(Sacramento, CA) The California-based Campaign Disclosure Project released its annual survey rankings of states’ efforts to bring sunlight to political money, and the results were not encouraging for Kentucky. For the third straight year, Kentucky dropped in the national rankings. As recently as 2004, Kentucky ranked in the top-10 in the country by this organization, but it has now fallen to 21st in the national rankings.
The evaluation specifically cited State Sen. Damon Thayer’s (R-Georgetown) legislation from the 2007 and 2008 Sessions of the General Assembly in its report as a way to address this decline. Senator Thayer’s legislation has twice died in the House of Representatives after nearly unanimous passage in the Senate. The Campaign Finance legislation has been a top legislative priority for Secretary of State Trey Grayson over the last several years.
“This report reinforces the need for the Kentucky Legislature to pass meaningful campaign finance legislation, such as Senator Thayer’s past bills, because it requires most candidates to file their campaign finance reports electronically – something the report notes is a needed change for Kentucky to maintain its status as a leader in campaign disclosure,” stated Secretary Grayson. “Kentuckians deserve a system where they can access campaign finance information in the hassle-free and efficient format that electronic filing provides.”
According to the Campaign Finance Institute, 30 of the 50 states require electronic disclosure of some candidates’ campaign finance reports, including all of Kentucky’s surrounding states. Twenty-four of the 30 require statewide and legislative candidates to file electronically. Because Kentucky does not require electronic disclosure, the state received an “F” in the electronic filing program score that the disclosure project issued. Consistently, electronic disclosure has been called Kentucky’s “weak point.” It did note, however, that the Kentucky Registry of Election Finance (KREF) does an excellent job of promoting electronic filing to candidates and provides many resources to help filers through the process.
“Clearly, Kentucky’s Achilles heel in campaign disclosure is mandatory electronic filing,” noted Secretary Grayson. “It is time that Kentucky join the rest of our surrounding states, and the majority of states in the United States, and require mandatory filing to bring greater accountability and transparency to Kentucky’s campaign finances.”
The news from the report was not all grim for Kentucky. Kentucky’s score did increase in 2008 thanks to the hard work of the KREF team who re-designed their website and made their disclosure database more accessible. Kentucky moved from a C+ to a B-.

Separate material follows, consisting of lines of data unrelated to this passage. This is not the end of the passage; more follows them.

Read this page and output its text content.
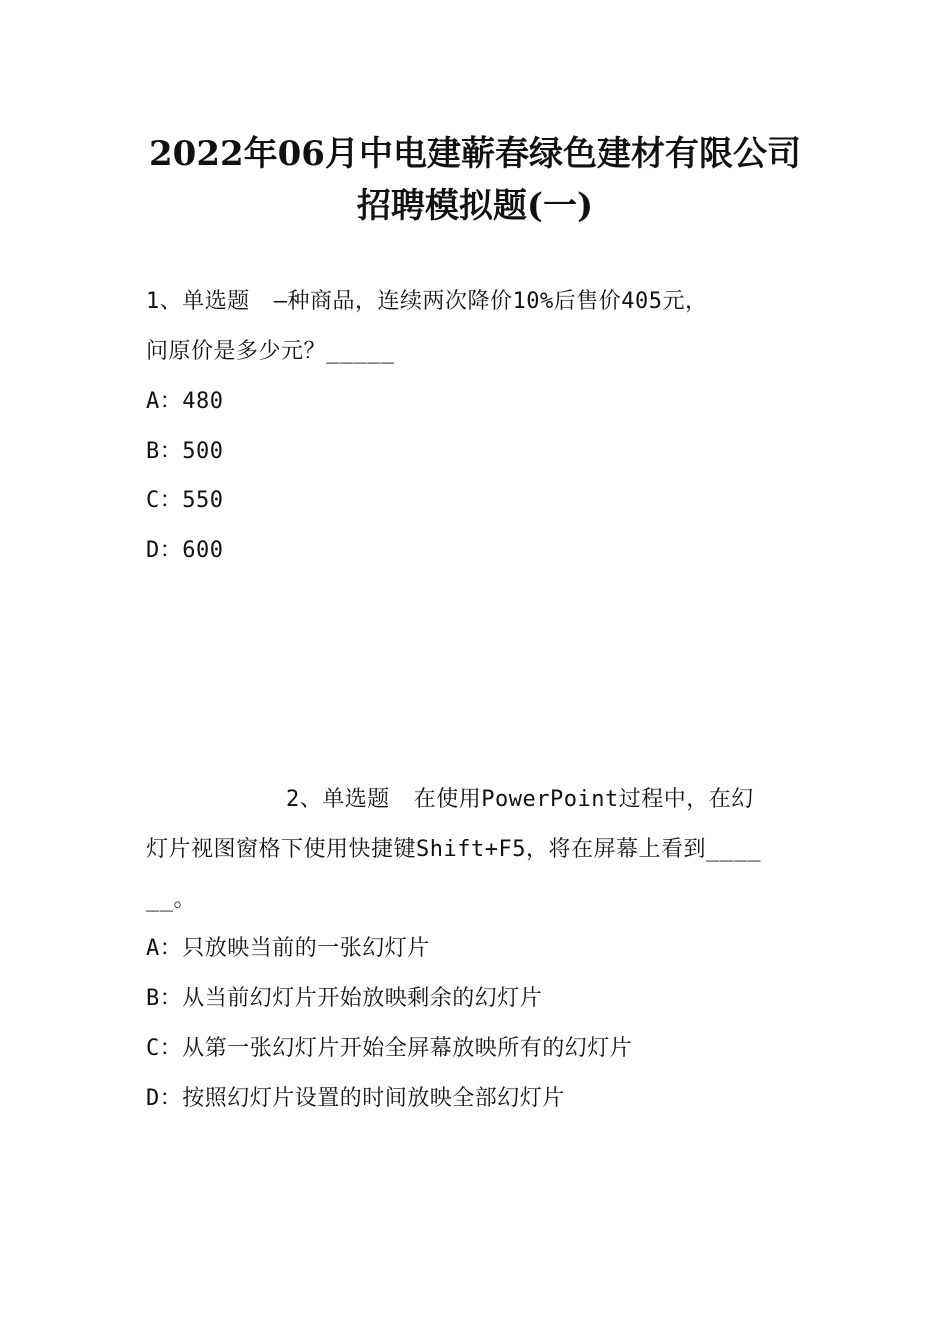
2022年06月中电建蕲春绿色建材有限公司
招聘模拟题(一)
1、单选题 —种商品，连续两次降价10%后售价405元，
问原价是多少元？_____
A：480
B：500
C：550
D：600
2、单选题 在使用PowerPoint过程中，在幻
灯片视图窗格下使用快捷键Shift+F5，将在屏幕上看到____
__。
A：只放映当前的一张幻灯片
B：从当前幻灯片开始放映剩余的幻灯片
C：从第一张幻灯片开始全屏幕放映所有的幻灯片
D：按照幻灯片设置的时间放映全部幻灯片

“The work of the Registry’s staff should be commended, and I appreciate them making so much information available online as soon as possible,” said Grayson. “It is discouraging that the only improvement came from their work and not from changes enacted by the legislature. Kentucky still dropped one spot in the rankings with an improvement in our grade from a C+ to a B-; imagine what our ranking would be if it were not for their actions.”
Thayer’s bill called for a number of recommendations from the KREF Task Force which issued a report to the General Assembly nearly two years ago. The task force featured bi-partisan representation from a variety of election related parties and included Secretary Grayson. The task force met for eight months and had over 20 hours of public debate before it made its recommendations. Two of the task force’s top priorities, increased reporting and more electronic filing of reports, are major components of the proposed legislation.
Grayson is calling on the Kentucky Legislature to take swift action on campaign finance legislation in the upcoming 2009 General Assembly session. “We have studied this issue in depth for the last few sessions, and it is time we pass this legislation in order to further improve Kentucky’s lauded elections process,” Grayson said.
He also encouraged Kentucky’s top elected officials to rally behind this legislation. “Transparency is ‘all the buzz’ in Kentucky right now. I hope that Kentucky’s top legislative and executive branch officials will move beyond the rhetoric of wanting to make our government more transparent and ethical. Instead, they should join me in not only supporting legislation that would require it, but to actually work this legislation and see it to passage.” said Grayson. In addition, Grayson noted that during tight economic times, the money saved from having staff hand input data filed on paper, would allow the Registry to expand their services, notably disclosure services, without adding costs to taxpayers.
Grayson is a leading proponent of transparency in government. He recently launched the Check It Out Kentucky! initiative in order to bring greater accountability for government to all citizens of Kentucky. Included in this effort is an “online checkbook” for the Office of the Secretary of State, the first of its kind in Kentucky State Government, where you can search the spending of the Office of the Secretary of State. During his tenure, Grayson has also placed millions of documents online for instant constituent access and made numerous filings services available online so that government is accessible 24-hours a day.